Spain's Prime Minister yesterday attacked rumours that the country would be forced to ask for a €280bn (£241bn) bailout as "complete madness", as world markets tumbled over the fear that financial contagion was set to spread beyond Greece's borders.
The Spanish markets fell 5.4 per cent on talk that the country would call for an emergency loan. It forced the Prime Minister, Jose Luis Rodriguez Zapatero, to respond: "I was told something about that rumour and the truth is I give it no credit, it is complete madness."
The Spanish premier added: "These rumours can increase differences and hurt the interests of our country, which is simply intolerable and of course we intend to fight it."
There had been a muted reaction across European markets to the announcement of the eurozone's €110bn Greek rescue package this weekend.
The panic hit yesterday with indices tumbling across the region as fear increased that other indebted countries, including Spain and Portugal, would follow Greece.
HSBC's strategist Phil Poole said: "These measures were not delivered early enough to prevent Greece from being priced out of financial markets and considerable damage being done, which has made the longer-term adjustment even more difficult."
Mr Zapatero said: "Spain has a public debt to GDP ratio 20 points lower than the European average." While the country's debt burden is half that of Greece's, his comments failed to soothe the markets.
Portugal's PSI 20 index fell 4.6 per cent. The CAC 40 in France was down 3.2 per cent and Germany's DAX was down 2.6 per cent. The euro slumped to its lowest level in a year.
The FTSE 100 suffered its largest one-day fall in five months. The blue-chip index of largest companies on the London Stock Exchange fell 2.6 per cent to 5411.1 points. This marked the biggest single drop since 27 November when it lost 3.1 per cent in one session.
Tim Hughes, the head of sales trading at IG Index, said: "The nagging problems surrounding Europe are still yet another concern for investors with clear concern that the debt problems must surely raise their heads in Spain and Portugal. This worry does not look like it is going away."
Beyond the fear of European contagion, London's shares were dragged lower by the top index's heavyweight mining companies and a slide at the oil giant BP in the wake of the spill in the Gulf of Mexico.
Rio Tinto gave up 6.4 per cent and BHP Billiton fell 7.9 per cent on the first UK trading session after the Australian Prime Minister, Kevin Rudd, announced a 40 per cent tax on mining company profits from 2012.
The miners were also hit by a drag from China. Shares fell after the country's central bank said it was to increase bank reserve requirements for the third time this year. The Shanghai Composite Index was at a seven-month low after the central bank lifted reserve levels by half a per cent, raising concerns over the economy.

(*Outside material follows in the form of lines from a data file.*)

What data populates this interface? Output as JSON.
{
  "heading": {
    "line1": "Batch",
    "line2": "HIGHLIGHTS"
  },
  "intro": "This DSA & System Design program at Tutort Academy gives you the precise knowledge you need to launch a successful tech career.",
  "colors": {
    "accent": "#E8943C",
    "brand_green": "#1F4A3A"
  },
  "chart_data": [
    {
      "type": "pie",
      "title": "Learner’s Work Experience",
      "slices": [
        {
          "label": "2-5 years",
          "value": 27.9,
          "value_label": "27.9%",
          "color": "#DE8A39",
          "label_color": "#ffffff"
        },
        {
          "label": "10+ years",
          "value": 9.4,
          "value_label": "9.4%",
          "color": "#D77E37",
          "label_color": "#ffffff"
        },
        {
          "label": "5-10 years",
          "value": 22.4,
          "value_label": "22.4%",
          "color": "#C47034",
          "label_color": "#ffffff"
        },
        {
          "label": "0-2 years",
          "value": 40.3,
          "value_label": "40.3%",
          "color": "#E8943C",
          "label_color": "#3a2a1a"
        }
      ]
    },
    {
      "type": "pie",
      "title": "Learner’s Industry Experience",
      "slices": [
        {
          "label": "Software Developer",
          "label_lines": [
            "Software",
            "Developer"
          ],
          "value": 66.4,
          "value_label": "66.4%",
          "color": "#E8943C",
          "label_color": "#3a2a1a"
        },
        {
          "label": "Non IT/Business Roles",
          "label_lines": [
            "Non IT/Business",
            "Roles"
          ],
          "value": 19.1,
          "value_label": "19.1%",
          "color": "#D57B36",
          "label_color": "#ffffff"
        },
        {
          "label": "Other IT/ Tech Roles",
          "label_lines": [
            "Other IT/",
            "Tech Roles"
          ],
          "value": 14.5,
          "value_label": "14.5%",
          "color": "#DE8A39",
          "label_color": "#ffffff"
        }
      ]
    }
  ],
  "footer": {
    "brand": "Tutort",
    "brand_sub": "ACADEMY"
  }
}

Despite positive economic news, Wall Street was swept up by the pervading mood, and the Dow Jones Industrial Average was dragged 2 per cent lower shortly after it opened.
Gold prices soared to record levels as investors flocked to the precious metal for security. The prices in sterling, euros and Swiss francs were at all-time highs, while in dollars it was at its highest since December.
The cost of insuring the debt of eurozone countries, including Spain and Portugal, with credit default swaps, also soared.